Un couple de bouchers englué dans une vie trop bien rangée au milieu des escalopes de veau et des côtes de porc, vont réveiller leur commerce et leur libido en écoulant de la viande humaine. Leurs victimes, triées sur le volet, ont toutes la particularité d’être des militants végans. La clientèle bluffée par le goût succulent et si subtil de cette viande mystérieuse en redemande forcément, obligeant Sophie (Marina Foïs) et Vincent (Fabrice Eboué) à dézinguer puis saucissonner des pauvres bougres. Fabrice Eboué expose d’abord le tableau d’une France provinciale tout en ligne claire et couleurs vives façon Petit Nicolas, pour mieux le salir et en révéler la part grotesque. Le décalage s’incarne d’ailleurs dans toutes les states d’un récit qui semble sans arrêt contaminé de l’intérieur : c’est le couple ordinaire qui devient joyeusement sanguinaire, la rom-com qui prend ses quartiers dans une comédie noire, une interprétation assumant le jeu de la caricature… Dans ce genre d’exercice, il convient de ne pas trop surcharger les effets pour ne pas déséquilibrer l’ensemble. Certaines séquences jubilatoires font toutefois regretter que le comédien-cinéaste ne se fasse pas plus confiance et n’ose l’excès pour toucher du doigt le malaise.

Thomas Baurez

ORAY ★★☆☆☆

De Mehmet Akif Büyükatalay

Reparti de Berlin en 2019 avec le prix du meilleur premier film, Mehmet Akif Büyükatalay met en scène Oray, un musulman de deuxième génération installé en Allemagne, ex voyou qui s’est reconstruit en devenant un fervent pratiquant et dont le destin bascule, un soir d’emportement contre sa femme où il lui répète trois fois le mot « talâq ». Car ce geste synonyme de répudiation dans la loi islamique l’entraîne dès lors dans un tiraillement incessant entre son amour pour sa compagne et sa ferveur religieuse.
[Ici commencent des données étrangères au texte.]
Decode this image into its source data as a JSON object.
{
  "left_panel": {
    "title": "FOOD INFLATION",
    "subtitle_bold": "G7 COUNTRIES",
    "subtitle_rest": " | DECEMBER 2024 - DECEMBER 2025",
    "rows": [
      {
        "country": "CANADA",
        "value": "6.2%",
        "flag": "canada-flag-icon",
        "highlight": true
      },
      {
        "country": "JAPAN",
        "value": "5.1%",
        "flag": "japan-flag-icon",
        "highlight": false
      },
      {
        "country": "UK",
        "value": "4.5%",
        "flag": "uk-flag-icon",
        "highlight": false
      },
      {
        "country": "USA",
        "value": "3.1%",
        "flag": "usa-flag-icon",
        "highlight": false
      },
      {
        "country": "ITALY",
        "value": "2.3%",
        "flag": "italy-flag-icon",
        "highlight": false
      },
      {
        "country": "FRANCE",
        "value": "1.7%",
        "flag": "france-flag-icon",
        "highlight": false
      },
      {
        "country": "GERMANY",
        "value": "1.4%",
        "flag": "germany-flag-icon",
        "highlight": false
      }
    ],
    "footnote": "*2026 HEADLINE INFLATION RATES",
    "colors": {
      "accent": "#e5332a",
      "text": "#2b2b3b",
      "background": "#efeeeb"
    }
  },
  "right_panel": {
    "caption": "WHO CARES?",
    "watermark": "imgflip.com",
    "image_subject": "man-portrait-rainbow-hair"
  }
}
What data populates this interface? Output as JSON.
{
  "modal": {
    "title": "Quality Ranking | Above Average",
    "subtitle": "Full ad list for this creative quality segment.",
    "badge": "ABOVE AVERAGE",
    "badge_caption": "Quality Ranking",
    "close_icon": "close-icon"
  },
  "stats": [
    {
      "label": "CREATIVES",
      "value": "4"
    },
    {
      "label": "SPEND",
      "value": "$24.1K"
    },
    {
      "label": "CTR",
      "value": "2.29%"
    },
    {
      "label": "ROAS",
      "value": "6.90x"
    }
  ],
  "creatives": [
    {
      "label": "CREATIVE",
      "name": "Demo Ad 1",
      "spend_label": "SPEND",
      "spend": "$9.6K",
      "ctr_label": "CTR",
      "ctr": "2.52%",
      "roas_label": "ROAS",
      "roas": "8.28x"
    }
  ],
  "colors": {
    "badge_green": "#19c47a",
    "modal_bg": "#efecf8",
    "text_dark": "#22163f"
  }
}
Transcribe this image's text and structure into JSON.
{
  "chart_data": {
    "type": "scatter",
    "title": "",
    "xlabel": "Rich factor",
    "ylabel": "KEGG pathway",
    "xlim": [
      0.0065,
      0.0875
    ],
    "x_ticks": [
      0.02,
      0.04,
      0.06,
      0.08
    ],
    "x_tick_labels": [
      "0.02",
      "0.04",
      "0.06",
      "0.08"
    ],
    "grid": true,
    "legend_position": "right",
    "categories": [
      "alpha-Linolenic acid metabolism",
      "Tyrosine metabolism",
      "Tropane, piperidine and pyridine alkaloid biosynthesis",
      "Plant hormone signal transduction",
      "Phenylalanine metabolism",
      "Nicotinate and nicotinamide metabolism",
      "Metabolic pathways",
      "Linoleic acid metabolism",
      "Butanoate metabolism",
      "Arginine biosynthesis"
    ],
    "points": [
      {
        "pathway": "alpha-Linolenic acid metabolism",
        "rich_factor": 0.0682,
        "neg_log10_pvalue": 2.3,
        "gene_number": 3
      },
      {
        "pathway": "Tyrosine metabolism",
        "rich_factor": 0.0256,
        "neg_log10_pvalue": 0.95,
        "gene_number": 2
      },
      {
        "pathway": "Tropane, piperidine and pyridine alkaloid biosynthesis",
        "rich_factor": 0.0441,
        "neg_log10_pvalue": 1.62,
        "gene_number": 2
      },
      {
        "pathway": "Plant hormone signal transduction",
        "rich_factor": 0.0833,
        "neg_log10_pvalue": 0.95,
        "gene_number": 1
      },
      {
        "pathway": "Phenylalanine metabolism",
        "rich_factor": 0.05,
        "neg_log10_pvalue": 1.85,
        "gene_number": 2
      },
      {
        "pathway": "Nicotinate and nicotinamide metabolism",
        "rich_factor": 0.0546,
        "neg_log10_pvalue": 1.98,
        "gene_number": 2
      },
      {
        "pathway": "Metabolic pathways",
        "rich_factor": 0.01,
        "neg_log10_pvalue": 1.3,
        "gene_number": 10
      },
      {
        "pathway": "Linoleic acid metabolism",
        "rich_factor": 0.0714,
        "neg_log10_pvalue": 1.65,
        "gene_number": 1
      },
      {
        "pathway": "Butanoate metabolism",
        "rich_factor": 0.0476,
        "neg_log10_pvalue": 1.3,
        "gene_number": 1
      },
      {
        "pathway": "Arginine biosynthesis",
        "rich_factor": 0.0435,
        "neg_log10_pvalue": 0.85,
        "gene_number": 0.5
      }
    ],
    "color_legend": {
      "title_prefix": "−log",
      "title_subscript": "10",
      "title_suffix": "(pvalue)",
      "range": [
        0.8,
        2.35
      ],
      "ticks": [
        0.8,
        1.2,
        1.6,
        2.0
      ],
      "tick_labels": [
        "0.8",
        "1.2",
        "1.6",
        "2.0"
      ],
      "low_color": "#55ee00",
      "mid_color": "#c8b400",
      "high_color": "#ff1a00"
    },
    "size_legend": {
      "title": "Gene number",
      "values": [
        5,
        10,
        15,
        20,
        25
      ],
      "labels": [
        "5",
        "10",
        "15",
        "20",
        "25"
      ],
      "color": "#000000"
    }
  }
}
Büyükatalay apporte de la nuance et de la complexité à un sujet propice à des raccourcis faciles sans abimer la tension prenante créée par cette épée de Damoclès étouffante. Avant, hélas, qu’elle ne délite dans un épilogue bien trop confus et rapide. Comme si à la manière d’Oray, Büyükatalay ne savait pas comment mettre un terme à ce dilemme.

Thierry Cheze

LE PERIMETRE DE KAMSE ★★☆☆☆

De Olivier Zuchuat

Durant deux ans, le réalisateur Olivier Zuchuat a posé sa caméra à Kamsé, dans le Nord du Burkina Faso. Un village qui s’est largement vidé de ses habitants puisque le sol desséché n’avait plus rien à leur fournir. Mais sous un soleil de plomb, ceux (surtout celles) qui ont préféré rester se sont lancé dans un chantier pharaonique pour mettre en place un réseau de digues et de mares, qui permettrait de fertiliser à nouveau les zones conquises par le désert. Les émigrés reviendront-ils ? C’est un film sur le temps en suspension, la lente évolution des paysages et le vivant qui jaillit par instants. Sans voix off ou autres artifices, à l’exception des radios qui crachent les informations locales, Zuchuat capte la réalité mais laisse libre cours à l’imagination. Un regard aussi aride qu’humain.